Roberto, Sebastião e a Feia

 

Ela havia acabado de entrar no elevador, quando aquele senhor a olhou, viu-a com três livros nas mãos e disse-lhe:

- Isso é que é gostar de ler!

- Ganhei um agora e os outros dois são meus.

- Você é escritora?

- Sim.

- Posso dar uma olhada?

- Naturalmente. O senhor gosta de ler?

- Muito.

Nesse momento o elevador chegou ao térreo e os dois saíram conversando até a calçada. A seguir se despediram e quando ele já ia atravessar a rua, ela o chamou e disse:

- Algo me diz que devo dar-lhe um livro. Com ele quero passar minha mensagem: A palavra “impossível” não existe para Deus.

Ele pareceu emocionar-se e disse-lhe:

- Você acertou. Estou com problemas de saúde e precisava ouvir essa mensagem. Muito obrigado. Nunca mais vou esquecê-la.

Ela continuou seu caminho sentindo-se leve, feliz. Ia caminhando e pensando naquele encontro quando sua atenção foi atraída para dois jovens que caminhavam à sua frente.

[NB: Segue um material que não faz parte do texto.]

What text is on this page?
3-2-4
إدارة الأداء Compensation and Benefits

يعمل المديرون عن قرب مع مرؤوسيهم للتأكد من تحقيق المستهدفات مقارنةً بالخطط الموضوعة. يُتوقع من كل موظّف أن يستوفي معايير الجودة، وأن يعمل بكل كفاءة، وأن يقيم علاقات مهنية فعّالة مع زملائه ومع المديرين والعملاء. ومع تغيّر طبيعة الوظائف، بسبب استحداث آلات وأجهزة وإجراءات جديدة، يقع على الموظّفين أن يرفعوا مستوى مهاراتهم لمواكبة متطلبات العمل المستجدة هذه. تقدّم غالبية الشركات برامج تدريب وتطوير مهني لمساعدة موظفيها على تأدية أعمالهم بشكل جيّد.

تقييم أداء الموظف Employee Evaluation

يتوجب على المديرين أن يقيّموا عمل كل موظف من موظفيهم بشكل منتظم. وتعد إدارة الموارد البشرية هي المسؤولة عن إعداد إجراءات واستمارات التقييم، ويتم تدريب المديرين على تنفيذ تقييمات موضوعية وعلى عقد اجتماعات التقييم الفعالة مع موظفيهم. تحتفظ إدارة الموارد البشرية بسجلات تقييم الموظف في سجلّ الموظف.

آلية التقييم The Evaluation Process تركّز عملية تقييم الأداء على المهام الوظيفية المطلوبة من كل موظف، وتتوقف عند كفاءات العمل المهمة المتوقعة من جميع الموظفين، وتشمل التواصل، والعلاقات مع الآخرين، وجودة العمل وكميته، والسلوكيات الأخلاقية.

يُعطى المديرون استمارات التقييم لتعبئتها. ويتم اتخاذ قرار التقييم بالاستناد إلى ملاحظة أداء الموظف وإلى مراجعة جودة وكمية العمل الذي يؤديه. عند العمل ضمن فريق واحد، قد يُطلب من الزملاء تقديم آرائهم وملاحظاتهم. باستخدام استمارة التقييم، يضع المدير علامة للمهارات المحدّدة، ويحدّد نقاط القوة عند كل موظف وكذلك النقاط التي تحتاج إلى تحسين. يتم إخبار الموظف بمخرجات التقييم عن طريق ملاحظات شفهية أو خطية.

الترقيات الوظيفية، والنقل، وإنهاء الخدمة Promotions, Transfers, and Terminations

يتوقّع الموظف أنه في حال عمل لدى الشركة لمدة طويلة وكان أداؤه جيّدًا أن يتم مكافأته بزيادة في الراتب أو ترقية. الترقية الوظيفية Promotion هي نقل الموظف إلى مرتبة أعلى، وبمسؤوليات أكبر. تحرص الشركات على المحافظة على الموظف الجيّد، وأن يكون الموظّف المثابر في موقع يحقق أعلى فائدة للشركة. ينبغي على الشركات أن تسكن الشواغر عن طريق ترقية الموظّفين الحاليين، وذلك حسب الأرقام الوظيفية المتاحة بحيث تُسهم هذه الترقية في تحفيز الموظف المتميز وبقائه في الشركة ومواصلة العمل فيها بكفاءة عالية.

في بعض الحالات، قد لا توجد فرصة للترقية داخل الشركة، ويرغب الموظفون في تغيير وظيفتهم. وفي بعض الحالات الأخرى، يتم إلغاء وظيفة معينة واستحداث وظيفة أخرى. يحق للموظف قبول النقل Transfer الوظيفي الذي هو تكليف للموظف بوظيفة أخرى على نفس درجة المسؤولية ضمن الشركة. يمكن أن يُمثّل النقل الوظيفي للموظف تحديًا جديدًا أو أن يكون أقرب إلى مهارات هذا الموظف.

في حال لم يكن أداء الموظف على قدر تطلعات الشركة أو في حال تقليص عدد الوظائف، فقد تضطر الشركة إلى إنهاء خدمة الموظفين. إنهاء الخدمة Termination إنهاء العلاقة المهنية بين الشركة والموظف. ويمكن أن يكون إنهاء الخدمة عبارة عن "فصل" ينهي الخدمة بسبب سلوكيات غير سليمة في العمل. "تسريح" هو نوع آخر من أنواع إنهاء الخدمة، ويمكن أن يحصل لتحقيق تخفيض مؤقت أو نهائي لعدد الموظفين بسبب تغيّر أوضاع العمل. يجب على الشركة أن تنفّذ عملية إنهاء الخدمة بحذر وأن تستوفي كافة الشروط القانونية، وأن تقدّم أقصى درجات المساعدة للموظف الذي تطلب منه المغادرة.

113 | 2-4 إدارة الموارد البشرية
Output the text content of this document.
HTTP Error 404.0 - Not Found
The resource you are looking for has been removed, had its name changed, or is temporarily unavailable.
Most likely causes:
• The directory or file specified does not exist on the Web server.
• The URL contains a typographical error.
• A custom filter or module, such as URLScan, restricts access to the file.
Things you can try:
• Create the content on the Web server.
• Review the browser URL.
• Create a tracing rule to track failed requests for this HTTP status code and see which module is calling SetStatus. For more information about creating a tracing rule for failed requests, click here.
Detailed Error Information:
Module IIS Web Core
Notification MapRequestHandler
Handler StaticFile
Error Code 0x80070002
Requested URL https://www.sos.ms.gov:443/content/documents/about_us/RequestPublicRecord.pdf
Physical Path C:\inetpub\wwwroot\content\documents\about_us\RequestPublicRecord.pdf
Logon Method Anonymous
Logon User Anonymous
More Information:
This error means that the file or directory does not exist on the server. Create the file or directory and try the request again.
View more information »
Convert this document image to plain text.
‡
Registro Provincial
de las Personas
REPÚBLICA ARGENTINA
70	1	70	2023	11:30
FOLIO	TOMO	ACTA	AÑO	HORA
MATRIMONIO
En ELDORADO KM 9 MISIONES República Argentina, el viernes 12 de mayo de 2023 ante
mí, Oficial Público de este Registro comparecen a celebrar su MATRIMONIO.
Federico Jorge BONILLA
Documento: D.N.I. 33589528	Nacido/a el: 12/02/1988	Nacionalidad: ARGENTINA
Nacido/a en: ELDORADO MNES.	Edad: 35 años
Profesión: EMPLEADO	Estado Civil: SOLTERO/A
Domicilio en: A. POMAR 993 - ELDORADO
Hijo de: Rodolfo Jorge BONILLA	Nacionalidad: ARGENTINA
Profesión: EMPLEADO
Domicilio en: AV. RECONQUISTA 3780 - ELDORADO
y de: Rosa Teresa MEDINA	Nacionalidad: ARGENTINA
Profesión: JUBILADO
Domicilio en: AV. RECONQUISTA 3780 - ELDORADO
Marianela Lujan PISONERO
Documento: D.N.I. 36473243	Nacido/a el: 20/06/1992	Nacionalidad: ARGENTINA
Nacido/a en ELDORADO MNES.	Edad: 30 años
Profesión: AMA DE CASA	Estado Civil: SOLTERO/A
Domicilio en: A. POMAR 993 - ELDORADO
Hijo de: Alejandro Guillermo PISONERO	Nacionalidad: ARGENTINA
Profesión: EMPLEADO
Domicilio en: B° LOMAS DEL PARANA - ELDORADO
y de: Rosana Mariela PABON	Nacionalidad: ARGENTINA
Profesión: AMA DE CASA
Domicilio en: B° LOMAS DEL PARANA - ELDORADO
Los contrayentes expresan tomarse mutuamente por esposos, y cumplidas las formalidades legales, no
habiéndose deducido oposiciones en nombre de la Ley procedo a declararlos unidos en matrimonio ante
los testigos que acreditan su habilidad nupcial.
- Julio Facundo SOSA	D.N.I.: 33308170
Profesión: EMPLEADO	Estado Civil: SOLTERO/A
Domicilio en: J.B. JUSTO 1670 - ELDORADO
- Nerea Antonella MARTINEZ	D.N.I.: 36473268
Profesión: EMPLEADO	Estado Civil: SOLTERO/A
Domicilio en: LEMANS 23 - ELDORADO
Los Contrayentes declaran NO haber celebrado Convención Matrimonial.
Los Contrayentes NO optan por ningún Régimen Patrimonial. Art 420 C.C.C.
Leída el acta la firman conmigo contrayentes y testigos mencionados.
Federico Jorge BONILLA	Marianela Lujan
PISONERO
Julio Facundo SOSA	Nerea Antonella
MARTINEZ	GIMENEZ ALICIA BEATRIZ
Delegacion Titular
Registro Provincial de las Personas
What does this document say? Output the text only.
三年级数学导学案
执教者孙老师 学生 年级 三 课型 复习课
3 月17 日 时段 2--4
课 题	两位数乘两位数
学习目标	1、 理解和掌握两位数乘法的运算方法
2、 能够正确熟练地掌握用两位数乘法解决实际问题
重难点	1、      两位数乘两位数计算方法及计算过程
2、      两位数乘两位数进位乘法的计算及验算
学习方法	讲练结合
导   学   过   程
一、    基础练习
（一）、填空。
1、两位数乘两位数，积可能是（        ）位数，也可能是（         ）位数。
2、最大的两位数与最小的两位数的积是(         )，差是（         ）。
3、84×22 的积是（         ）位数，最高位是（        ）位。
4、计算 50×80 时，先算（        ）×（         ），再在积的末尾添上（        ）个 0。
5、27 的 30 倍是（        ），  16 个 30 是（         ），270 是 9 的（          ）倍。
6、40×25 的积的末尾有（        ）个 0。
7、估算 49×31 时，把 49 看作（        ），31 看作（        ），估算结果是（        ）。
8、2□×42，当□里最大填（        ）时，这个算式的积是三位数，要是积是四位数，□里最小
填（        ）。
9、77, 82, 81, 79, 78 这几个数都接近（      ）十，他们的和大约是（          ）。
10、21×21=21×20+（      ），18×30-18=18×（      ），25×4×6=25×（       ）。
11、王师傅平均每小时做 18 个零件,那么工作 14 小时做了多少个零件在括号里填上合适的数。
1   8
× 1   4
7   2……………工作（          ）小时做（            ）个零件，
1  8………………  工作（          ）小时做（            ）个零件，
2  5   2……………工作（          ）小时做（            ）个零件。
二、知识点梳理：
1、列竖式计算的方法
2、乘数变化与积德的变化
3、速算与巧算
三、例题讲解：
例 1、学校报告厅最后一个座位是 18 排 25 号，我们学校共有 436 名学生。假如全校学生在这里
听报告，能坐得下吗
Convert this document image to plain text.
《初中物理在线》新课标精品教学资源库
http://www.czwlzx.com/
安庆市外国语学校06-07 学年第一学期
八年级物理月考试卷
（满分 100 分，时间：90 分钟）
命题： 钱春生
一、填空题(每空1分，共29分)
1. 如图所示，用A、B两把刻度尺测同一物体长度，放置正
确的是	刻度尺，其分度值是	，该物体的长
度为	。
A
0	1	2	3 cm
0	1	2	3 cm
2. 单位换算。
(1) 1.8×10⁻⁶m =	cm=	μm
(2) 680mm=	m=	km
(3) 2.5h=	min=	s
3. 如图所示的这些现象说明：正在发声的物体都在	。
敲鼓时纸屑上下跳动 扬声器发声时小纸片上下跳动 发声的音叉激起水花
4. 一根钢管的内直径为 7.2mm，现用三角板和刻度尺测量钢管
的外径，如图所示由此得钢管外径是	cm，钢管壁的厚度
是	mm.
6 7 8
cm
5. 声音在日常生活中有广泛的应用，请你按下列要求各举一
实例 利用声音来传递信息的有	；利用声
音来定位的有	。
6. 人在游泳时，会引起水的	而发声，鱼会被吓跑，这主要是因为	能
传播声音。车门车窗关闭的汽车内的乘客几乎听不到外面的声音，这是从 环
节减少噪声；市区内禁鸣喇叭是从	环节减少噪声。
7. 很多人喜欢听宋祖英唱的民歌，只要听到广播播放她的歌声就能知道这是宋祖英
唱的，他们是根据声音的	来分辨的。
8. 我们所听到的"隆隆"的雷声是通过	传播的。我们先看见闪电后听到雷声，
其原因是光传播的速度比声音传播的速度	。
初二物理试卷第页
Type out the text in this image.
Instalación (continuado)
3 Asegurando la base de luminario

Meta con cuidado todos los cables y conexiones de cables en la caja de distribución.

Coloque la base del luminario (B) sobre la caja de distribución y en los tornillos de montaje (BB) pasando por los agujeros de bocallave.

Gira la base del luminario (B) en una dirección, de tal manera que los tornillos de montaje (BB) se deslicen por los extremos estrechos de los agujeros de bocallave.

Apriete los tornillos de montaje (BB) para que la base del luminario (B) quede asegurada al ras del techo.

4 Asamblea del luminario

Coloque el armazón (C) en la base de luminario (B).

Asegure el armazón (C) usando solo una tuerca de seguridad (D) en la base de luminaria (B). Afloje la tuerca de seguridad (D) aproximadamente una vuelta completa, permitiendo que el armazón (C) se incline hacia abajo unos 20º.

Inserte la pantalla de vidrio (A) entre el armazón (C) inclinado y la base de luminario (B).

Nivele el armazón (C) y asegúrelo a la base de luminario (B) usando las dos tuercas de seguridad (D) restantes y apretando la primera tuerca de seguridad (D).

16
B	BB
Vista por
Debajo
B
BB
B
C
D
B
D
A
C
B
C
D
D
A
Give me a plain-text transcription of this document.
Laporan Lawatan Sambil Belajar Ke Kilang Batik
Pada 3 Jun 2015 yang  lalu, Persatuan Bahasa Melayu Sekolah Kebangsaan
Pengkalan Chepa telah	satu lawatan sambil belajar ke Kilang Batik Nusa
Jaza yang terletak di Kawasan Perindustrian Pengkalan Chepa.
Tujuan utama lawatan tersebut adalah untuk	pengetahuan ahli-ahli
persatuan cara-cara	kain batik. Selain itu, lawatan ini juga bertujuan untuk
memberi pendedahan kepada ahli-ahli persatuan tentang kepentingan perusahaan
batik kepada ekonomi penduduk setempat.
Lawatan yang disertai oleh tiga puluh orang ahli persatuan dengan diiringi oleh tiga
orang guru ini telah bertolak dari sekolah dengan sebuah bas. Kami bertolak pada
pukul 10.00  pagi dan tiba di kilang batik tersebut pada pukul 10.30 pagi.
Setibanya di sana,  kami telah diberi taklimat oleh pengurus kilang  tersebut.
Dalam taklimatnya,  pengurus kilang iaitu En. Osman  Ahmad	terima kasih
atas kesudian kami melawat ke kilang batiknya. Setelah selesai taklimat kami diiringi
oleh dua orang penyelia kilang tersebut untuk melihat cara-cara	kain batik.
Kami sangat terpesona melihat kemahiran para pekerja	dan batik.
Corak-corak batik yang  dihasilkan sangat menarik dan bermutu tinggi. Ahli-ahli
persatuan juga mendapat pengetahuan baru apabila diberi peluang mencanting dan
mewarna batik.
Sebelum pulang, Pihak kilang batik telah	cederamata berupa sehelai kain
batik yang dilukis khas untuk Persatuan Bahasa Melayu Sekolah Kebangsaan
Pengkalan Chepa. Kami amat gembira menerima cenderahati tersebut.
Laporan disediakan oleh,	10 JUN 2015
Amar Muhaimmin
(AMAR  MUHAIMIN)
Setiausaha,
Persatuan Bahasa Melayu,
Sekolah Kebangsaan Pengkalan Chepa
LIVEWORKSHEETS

Eles falavam num tom de voz alto e era impossível deixar de ouvi-los. De repente um deles virou-se para ela e disse:

- A senhora viu que muié feia?

Ela virou-se, instintivamente, mas viu somente as costas da mulher que acabava de passar. Sorriu, mas não disse nada. E o rapaz, animado talvez por aquele sorriso, continuou:

- Num é feia mesmu?

O companheiro retrucou:

- E u que ocê tem cum issu, Robertu?

- Nada. Só sei qui é muitu feia.

- Pára di falá bobêra, rapaiz.

- Pódi sê bobêra, Sebastião, mais qui ela é feia, é.

- Ocê nun sabi de nada, Robertu, é mio calá a boca.

- Nun é mio não. Vô falá até cansá. A muié é feia mesmu.

- Cala boca, rapaiz, ocê nun tem nada ca vida da muié.

- Nun tenhu mais vô falá. Ela é feia.

- Pódi sê feia procê, mais nun devi di sê pru maridu dela.

- Que issu, Sebastião? Caquela feiúra ocê acha qui ela tem maridu? Si tive é purquê u cara tem qui pagá us pecadu Du mundu intêru. Si eu acordassi de manhã i vissi uma muié feia daqueli jeitu era capaiz di caí mortu di sustu. Nunca vi feiúra mais feia.

- Oia, ocê tá izageranu, Robertu.

- Quarqué izagêru ainda é pôcu pra feiúra da muié, Sebastião.

Os dois continuaram andando à sua frente enquanto ela ia ouvindo-os falar. Começou a observá-los. Pareciam dois amigos que acabavam de sair do trabalho. Um vestia um macacão azul e o outro, calça e camisa bege. O de bege era o revoltado com a feiúra, e o de macacão o defensor da feia.

- Cala a boca, sô. Ocê nun tem nada mió prá falá não?

- Tenhu.

- Intão pára di falá da mardita da muié.

- Nun páru. Tô revortadu caquela muié. Ela é feia dimais da conta. Tenhu vontadi di vortá lá, oiá bem na cara dela i dizê:

- Nossa, mais cumu ocê é feia!

- I u quê ocê ia ganhá cum issu?

- Só u gostinhu di falá.

- Ocê é um besta mesmu, Robertu.

- Besta é a muié di saí na rua caquéla feiúra.

- Oia, ocê já tá mi danu nus nervu cum essa falação. É mio pará di falá.

- Só vô pará quandu chegá nu pontu di ônibus.

- Ah, mardição!

Sentiu que não ia conter o riso e se perguntava como acabaria aquele diálogo.

- Robertu, Robertu, ocê já tá passanu das midida. Nun to gostanu dissu. É mio pará.

- Nun queru pará. Aquela muié é feia, feia, feia.

Finalmente chegaram ao ponto de ônibus onde eles ficaram. Olhou para eles como se quisesse gravar para sempre aquela imagem e continuou caminhando sozinha. Enquanto isso pensava:

“Por que será que aquele rapaz se sentiu tão agredido pela feiúra da mulher? Será que ela era realmente muito feia? Por que será que muitas pessoas só enxergam o exterior?”

Meditando sobre isso chegou em casa. Foi direto para o computador, escreveu essa história que você acabou de ler e agora lhe pergunta: Você também se preocupa muito com o exterior das pessoas?